Sodium is not an essential element for plants but can be used in small quantities, similar to micronutrients, to aid in the metabolism and synthesis of chlorophyll. In some plants, it can be used as a partial replacement for potassium and aids in the opening and closing of stomates, which helps regulate internal water balance. Chloride is needed in small quantities and aids in plant metabolism, photosynthesis, osmosis (movement of water in and out of plant cells) and ionic balance within the cell.


Sodium “deficiency” does not appear to exhibit any symptoms since it is not an essential element. Chloride deficiency can occur if there is consistently less than 2 ppm chloride in the growing medium and the symptoms appear as chlorotic blotches with necrotic spots located between the veins or on the margins of the younger leaves. In advanced cases, chloride deficiency could cause plant wilting. Both deficiencies rarely occur since most water sources provide them and fertilizers often have them as impurities.

Chloride deficiency in Tomato leaf
Chloride deficiency in tomato leaf.


Sodium toxicity appears as necrosis or scorching of the leaf tips and margins, similar to micronutrient toxicities. Chloride toxicity starts as premature yellowing of leaves then it leads to marginal or tip necrosis of older leaves and also bronzing. Geraniums, lettuce and poinsettias are sensitive to chloride toxicity while carnation, penstemon, tomato and verbena are less sensitive.

Sodium and Chloride toxicity symptoms in Maple
Sodium and chloride toxicity symptoms in maple.
Sodium and Chloride toxicity symptoms in Grape
Sodium and chloride toxicity symptoms in grape.

Since both elements can be present in high, but not toxic levels in the growing medium, they can compete with beneficial fertilizer elements for uptake by plant roots. Sodium competes with potassium, calcium, magnesium and ammonium for uptake by the plant. Chloride can compete with nitrate, phosphate and sulfate uptake. Therefore, if sodium or chloride is high in the growing medium, while other beneficial elements are at low or normal levels, the plant, which cannot tell them apart, will take up what is in the growing medium.

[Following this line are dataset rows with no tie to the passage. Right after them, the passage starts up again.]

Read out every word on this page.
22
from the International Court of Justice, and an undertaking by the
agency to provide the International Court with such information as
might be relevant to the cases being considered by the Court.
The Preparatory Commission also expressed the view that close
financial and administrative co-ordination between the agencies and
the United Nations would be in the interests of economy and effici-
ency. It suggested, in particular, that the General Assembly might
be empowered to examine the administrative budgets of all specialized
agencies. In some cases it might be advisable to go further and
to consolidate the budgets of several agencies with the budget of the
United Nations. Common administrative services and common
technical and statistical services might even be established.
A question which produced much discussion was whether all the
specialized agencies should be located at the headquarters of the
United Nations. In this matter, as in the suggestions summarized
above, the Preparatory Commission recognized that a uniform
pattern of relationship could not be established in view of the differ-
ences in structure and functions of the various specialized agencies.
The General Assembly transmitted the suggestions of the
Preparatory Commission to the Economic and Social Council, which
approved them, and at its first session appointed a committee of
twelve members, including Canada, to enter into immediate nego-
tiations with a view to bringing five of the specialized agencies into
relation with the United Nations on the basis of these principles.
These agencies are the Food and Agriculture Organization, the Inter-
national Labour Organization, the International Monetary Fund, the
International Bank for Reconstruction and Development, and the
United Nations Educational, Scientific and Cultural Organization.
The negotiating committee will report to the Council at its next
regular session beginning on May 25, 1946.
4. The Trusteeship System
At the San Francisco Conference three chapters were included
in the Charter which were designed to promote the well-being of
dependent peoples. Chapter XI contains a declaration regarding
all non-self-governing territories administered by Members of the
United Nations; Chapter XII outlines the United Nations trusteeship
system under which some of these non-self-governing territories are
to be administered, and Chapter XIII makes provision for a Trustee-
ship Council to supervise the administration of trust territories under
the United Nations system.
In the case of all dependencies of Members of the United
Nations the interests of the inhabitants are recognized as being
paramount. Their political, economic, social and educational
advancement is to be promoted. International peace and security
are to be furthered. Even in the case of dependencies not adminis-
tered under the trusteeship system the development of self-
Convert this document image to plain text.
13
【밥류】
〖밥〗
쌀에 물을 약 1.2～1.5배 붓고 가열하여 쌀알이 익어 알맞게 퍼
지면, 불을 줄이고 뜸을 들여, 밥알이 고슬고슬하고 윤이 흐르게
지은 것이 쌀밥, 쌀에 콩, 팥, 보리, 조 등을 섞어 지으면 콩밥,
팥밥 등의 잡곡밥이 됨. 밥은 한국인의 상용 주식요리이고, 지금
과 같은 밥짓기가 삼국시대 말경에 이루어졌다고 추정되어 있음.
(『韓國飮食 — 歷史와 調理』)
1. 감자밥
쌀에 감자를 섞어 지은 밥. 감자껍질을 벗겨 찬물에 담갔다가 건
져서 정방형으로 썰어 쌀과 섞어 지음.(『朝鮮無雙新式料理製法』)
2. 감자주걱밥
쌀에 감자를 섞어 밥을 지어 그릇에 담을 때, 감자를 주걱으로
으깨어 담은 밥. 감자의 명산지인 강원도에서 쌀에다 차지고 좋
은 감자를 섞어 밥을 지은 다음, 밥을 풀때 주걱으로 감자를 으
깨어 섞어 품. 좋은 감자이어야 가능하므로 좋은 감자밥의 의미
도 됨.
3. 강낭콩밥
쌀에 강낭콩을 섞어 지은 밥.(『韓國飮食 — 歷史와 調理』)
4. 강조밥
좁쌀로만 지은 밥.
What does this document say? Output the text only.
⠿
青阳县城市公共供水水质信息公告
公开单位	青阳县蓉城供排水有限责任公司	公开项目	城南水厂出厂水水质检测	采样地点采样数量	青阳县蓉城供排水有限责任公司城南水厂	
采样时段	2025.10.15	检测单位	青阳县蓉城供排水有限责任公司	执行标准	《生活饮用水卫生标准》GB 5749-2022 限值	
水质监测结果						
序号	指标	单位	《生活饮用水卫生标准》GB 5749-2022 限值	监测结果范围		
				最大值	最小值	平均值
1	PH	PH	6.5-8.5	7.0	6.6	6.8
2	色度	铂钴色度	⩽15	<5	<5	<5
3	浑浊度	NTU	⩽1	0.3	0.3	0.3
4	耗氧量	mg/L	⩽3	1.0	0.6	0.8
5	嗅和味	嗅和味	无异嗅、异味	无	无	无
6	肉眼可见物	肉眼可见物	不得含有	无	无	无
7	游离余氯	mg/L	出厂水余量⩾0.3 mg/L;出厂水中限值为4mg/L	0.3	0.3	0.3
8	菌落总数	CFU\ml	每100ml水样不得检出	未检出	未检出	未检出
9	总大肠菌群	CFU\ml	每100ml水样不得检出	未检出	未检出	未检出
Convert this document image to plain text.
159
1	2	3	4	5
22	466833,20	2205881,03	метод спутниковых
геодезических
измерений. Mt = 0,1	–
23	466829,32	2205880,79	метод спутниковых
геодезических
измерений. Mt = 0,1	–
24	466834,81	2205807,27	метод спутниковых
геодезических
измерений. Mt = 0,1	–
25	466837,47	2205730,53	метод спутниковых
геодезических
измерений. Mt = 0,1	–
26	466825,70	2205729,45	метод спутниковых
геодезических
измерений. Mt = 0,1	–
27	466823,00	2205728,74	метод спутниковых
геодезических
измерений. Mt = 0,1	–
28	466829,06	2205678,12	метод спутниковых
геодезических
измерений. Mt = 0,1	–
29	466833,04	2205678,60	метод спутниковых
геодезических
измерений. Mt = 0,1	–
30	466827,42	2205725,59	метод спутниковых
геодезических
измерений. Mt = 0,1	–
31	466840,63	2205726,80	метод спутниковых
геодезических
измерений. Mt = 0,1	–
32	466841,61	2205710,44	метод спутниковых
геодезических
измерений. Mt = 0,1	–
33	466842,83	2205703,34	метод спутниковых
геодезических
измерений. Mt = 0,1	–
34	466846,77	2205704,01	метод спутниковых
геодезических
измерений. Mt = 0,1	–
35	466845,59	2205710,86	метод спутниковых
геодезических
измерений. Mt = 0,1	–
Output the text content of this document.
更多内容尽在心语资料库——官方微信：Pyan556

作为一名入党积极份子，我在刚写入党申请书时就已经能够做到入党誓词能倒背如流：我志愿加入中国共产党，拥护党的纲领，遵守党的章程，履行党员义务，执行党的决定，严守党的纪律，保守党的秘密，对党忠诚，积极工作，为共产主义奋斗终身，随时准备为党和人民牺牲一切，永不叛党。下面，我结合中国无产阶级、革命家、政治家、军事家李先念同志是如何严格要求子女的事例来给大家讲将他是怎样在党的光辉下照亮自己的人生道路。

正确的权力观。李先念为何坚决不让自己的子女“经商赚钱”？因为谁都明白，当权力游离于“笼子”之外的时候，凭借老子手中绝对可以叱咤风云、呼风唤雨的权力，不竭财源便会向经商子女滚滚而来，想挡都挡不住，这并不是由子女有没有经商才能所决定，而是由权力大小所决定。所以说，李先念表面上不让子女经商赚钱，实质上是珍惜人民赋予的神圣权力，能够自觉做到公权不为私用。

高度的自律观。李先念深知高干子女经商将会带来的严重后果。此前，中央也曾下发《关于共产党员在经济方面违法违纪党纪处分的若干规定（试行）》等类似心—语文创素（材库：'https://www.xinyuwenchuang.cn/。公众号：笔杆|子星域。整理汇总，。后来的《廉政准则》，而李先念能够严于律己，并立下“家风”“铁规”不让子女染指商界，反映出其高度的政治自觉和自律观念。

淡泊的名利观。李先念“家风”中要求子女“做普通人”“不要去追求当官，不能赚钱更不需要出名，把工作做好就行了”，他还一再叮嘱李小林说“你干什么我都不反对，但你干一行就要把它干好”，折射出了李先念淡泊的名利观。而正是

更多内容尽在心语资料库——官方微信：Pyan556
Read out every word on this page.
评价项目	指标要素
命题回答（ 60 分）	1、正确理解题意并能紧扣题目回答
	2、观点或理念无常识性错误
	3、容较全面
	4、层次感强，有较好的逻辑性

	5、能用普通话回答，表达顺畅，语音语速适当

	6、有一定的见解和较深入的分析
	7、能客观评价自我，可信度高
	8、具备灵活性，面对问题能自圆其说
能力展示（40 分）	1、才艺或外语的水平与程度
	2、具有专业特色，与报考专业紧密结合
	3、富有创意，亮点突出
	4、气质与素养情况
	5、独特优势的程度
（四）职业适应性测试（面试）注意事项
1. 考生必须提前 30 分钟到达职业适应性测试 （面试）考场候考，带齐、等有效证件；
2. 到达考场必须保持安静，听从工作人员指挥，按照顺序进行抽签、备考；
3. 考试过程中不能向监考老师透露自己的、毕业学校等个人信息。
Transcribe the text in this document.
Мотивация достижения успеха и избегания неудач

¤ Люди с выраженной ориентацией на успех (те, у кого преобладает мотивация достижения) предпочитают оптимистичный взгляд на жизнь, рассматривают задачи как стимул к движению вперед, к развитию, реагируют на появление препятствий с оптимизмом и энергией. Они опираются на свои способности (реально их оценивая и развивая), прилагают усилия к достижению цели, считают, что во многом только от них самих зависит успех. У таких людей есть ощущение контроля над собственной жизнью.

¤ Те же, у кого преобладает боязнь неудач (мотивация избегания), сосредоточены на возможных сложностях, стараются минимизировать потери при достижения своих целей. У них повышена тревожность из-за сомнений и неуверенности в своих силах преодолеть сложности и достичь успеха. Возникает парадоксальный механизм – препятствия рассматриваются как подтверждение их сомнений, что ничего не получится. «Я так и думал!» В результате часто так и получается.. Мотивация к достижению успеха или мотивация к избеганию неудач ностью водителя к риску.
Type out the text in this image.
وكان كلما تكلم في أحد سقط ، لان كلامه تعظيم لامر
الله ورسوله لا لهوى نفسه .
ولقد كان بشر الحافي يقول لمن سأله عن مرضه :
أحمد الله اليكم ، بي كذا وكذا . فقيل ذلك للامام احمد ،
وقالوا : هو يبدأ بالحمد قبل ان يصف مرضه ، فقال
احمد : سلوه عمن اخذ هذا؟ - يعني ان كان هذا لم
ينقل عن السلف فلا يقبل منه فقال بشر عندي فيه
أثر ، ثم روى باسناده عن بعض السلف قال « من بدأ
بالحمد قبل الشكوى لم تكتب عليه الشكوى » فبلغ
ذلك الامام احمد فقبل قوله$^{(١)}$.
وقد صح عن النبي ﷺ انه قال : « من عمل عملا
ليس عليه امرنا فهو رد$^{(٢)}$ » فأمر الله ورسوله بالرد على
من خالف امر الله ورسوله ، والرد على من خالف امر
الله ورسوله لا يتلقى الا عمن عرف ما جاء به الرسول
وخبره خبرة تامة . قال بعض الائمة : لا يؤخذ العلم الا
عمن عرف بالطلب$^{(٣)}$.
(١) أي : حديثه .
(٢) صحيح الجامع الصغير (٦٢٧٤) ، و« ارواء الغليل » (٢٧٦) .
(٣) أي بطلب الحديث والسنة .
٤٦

Therefore, the plant may not acquire sufficient levels of a required beneficial element which can lead to its deficiency in the tissue.

If sodium or chloride levels are high to excessive in the growing medium, it is most likely coming from the water. Test the water. Problems can occur if sodium and chloride levels in water exceed 50 and 70 ppm, respectively. If so, it is important to allow water to run out the bottom of each container at every watering to minimize the build-up of these elements. Also, fertility levels cannot drop below normal levels as these waste ions will be absorbed in higher ratios vs. desired fertilizer elements. Monitor the salt levels in the growing medium at least every one to two weeks as they can quickly build up. If sodium or chloride levels in the water exceed 150 or 200 ppm, respectively, then reverse osmosis is the best option.

Where to Find Sodium and Chloride?

Both are normally found at sufficient levels in most water sources. If not, then sodium can be found in trace levels in fertilizers and certain pesticides. Chloride can be provided by fertilizer in the forms of calcium chloride, potassium chloride, ammonium chloride or magnesium chloride.